There’s a miniature binder that we pass at church, every week. They give titles, special names to all such things, and ours is called the Community Binder, in which are recorded names of attendees; names, addresses, and contact information for visitors.
They’ve had our contact information for years, decades.
But every week, between the music and the preaching, the praising and the learning, we take a moment and we pass those little black binders. It used to be my job, when my own feet barely reached the floor, and bike-fall scabbed knees stuck out under my Sunday dresses. Now, the little sisters take turns, gripping that black pen and writing our last name in the space provided.
Recording our presence, our participation, week in, week out.
Today, we were just two, there in the pew at the front of the balcony, and I wrote 1/3 of the family after our last name, because it’s true: only El Papa and I were there.
The two adults attending church should probably get up! Tam called at 9:05 this morning, standing in the space between bathroom and bedrooms to serve as human alarm clock. And while the sisters moved about, cough, cough, coughing, and blowing their way through a second tissue box in as many days, we prepared for our morning, for our day.
Barely an hour later, I stand in the kitchen, haphazardly spreading chunks of butter on a toasted mini-bagel. I’m watching the butter melt, watching it seep into the craggy pores of crusty white dough, when I slowly become aware of the sounds behind me.
In El Papa’s office, tucked between dining room and kitchen, someone’s turned on the live stream of this morning’s church service. The first service is ending, and I am vaguely aware of the benediction being spoken as I wrestle more cold butter shavings onto my still-dry bagel. Besides me, El Papa pours his coffee. In the front room, the pair of littler ones cough, play, read; their voices punctuating and shaping the morning.
And then suddenly, a new sound catches my ear, holds me frozen where I am.
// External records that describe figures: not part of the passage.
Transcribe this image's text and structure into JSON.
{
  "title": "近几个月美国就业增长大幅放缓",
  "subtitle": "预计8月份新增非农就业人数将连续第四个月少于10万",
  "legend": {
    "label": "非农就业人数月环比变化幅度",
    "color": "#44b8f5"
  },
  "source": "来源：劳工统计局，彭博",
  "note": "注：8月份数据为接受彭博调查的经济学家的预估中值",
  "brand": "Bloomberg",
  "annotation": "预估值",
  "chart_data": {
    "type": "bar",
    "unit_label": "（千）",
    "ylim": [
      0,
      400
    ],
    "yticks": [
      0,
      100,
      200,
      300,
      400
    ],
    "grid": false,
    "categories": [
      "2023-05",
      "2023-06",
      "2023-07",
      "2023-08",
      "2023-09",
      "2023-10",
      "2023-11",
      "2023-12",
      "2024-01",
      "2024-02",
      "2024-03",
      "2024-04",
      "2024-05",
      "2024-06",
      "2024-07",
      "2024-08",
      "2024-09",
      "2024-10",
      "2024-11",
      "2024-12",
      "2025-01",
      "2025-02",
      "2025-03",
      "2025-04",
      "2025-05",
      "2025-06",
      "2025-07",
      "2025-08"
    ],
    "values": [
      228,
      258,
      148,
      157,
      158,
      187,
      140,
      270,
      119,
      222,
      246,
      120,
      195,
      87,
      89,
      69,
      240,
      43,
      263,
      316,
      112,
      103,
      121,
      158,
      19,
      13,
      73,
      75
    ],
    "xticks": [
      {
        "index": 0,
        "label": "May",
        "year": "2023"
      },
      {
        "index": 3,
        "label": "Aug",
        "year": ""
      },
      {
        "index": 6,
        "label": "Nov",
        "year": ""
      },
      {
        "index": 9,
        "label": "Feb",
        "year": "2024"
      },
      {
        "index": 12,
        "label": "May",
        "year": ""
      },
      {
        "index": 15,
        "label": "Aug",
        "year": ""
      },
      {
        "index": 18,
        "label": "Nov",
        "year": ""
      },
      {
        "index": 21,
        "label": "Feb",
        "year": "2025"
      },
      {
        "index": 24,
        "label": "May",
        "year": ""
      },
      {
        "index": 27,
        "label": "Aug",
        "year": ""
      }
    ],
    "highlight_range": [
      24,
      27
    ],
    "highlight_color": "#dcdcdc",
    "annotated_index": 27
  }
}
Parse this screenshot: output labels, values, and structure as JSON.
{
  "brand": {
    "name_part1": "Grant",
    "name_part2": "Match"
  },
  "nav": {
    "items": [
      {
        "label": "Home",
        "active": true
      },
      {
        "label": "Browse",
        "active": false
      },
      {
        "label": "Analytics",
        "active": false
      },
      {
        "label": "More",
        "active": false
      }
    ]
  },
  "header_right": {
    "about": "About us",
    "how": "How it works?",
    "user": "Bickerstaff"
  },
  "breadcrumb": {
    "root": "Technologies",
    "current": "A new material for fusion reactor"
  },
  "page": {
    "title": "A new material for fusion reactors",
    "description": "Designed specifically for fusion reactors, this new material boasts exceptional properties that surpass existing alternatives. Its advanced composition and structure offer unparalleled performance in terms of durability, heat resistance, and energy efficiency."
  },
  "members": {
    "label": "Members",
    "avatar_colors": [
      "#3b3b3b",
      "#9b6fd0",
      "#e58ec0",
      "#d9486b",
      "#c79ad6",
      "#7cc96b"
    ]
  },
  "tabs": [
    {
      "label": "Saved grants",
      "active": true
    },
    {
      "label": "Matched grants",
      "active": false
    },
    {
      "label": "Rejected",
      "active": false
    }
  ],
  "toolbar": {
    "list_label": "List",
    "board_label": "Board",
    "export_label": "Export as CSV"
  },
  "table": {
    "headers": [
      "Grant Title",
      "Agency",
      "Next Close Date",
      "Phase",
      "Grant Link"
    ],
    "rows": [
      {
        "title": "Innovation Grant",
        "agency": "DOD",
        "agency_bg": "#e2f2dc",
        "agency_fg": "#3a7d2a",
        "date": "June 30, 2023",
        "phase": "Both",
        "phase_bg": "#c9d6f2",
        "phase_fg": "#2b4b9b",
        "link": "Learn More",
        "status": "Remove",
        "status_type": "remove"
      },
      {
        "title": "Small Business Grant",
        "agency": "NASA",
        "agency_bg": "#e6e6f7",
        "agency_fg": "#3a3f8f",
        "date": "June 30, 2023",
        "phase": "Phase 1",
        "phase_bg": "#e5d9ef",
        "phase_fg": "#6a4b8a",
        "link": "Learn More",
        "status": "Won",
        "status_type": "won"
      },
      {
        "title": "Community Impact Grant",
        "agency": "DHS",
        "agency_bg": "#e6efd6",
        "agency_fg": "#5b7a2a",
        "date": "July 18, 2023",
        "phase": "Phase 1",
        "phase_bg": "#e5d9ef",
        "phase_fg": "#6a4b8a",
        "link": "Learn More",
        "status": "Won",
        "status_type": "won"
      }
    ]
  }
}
On screen, in the office, the service has officially ended, the mingling has begun. Music, a worship song sung by a familiar voice, plays in the far background, chords and tune still recognizable.
But that’s not what’s caught me, what’s pulled me in.
Rather, it’s the sound running over the music, the sound moving and boiling, mixing and covering, that I’m listening to, standing in the kitchen while butter melts in yellow puddles on my cooling bagel.
It’s voices.
I can hear the community. I can’t make out words, of course, but I’m captivated by the rhythm, the rise and fall, of a hundred people talking, sharing, laughing, speaking. It sounds so unified, so whole, all those people making all that noise. As each indistinguishable voice folds together with all the others, all I can imagine is the names on those Community Binders, all those individual recordings, notes, scrawled titles, mixing and mingling, swirling into the unity called the Church and the Body and Fellowship.
And it’s repeated over and over again; before each service, after it once more, in smaller groups, throughout the week. Because community like that is living, breathing, noisy, and that heartbeat of fellowship, it just keeps pulsing, like the swirl of conversation I can hear, right there in the Sunday morning kitchen.